The deal with the US will merely limit the damage done by Donald Trump’s trade war, one that is particularly unjustified in the case of a loyal ally that does not even have a bilateral trade surplus in goods with his country. The other two are marginal liberalisations. In all, the UK’s trade opportunities have been unambiguously worsened since Brexit and now Trump’s trade war, relative to what they were before 2016.

Any improvement in market access might seems a good thing. But it can easily not be good enough, because the deals themselves are too small or because the performance is too feeble. In “A perfect storm: Britain’s trade malaise, weak growth and a new geopolitical moment”, published by the Centre for European Reform last week, Anton Spisak lays out the latter story.

Bar chart of Growth in trade volumes (compound annual growth over the period, %) showing UK trade perfomance has collapsed since 2019

Between 2019 and 2024, the volume of UK trade grew at a compound annual rate of only 0.3 per cent. This compares terribly with the 4.9 per cent achieved between 1980 and 2008 and the 2.6 per cent achieved between 2008-19. Declines in growth rates also occurred in France, Germany, the EU, Japan and the US since the financial crisis and even more so since the pandemic. But the UK’s growth between 2019 and 2024 was well below that of those other economies — 0.7 per cent for France, 0.8 per cent for Germany, 1.9 per cent for the EU, 1.4 per cent for Japan and 2.4 per cent for the US. For an open economy such as the UK’s, a trade performance this poor is truly worrying.

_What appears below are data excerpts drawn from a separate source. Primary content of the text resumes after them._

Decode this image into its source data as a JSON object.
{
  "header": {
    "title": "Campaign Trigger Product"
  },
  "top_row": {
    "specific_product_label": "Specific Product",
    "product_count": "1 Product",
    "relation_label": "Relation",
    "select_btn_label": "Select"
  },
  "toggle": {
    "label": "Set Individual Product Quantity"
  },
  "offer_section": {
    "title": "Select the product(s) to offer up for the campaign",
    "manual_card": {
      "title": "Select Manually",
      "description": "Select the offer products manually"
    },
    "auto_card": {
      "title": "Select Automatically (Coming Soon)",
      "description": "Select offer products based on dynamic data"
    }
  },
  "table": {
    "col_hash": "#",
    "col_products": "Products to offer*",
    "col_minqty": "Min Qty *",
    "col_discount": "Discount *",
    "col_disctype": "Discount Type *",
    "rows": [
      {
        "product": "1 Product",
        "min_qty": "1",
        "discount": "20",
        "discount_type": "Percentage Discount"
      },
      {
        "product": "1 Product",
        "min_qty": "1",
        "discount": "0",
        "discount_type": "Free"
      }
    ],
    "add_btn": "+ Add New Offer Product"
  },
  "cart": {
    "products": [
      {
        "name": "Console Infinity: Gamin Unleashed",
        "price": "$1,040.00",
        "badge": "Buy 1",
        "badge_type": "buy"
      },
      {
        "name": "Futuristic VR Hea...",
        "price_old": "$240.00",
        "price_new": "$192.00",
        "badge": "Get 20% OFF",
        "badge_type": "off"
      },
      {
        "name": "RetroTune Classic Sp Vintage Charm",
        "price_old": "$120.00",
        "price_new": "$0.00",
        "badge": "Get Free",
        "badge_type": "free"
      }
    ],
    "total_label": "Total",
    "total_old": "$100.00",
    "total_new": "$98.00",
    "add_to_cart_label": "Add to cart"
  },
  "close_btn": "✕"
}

Not surprisingly, exports have, for the first time in decades, become a net drag on the UK’s economic growth, rather than a contributor to it. Thus between 2020 and 2024, the average contribution of exports to real economic growth was minus 0.4 percentage points.

This dire performance was driven by what was happening to exports of goods: in real terms, they were 20 per cent lower in the fourth quarter of 2024 than five years before, while exports of services rose by 22 per cent over the same period. Yet, surprisingly, the performance of UK exports of goods to the EU, which were down 19 per cent over this period, was much the same as that of exports of goods to the rest of the world, which were down by 20 per cent. It is indeed puzzling that exports have fallen to a very similar extent to the EU and the rest of the world. One fairly plausible explanation is that supply chains from the EU have been disrupted and that has undermined the competitiveness of UK goods in third markets.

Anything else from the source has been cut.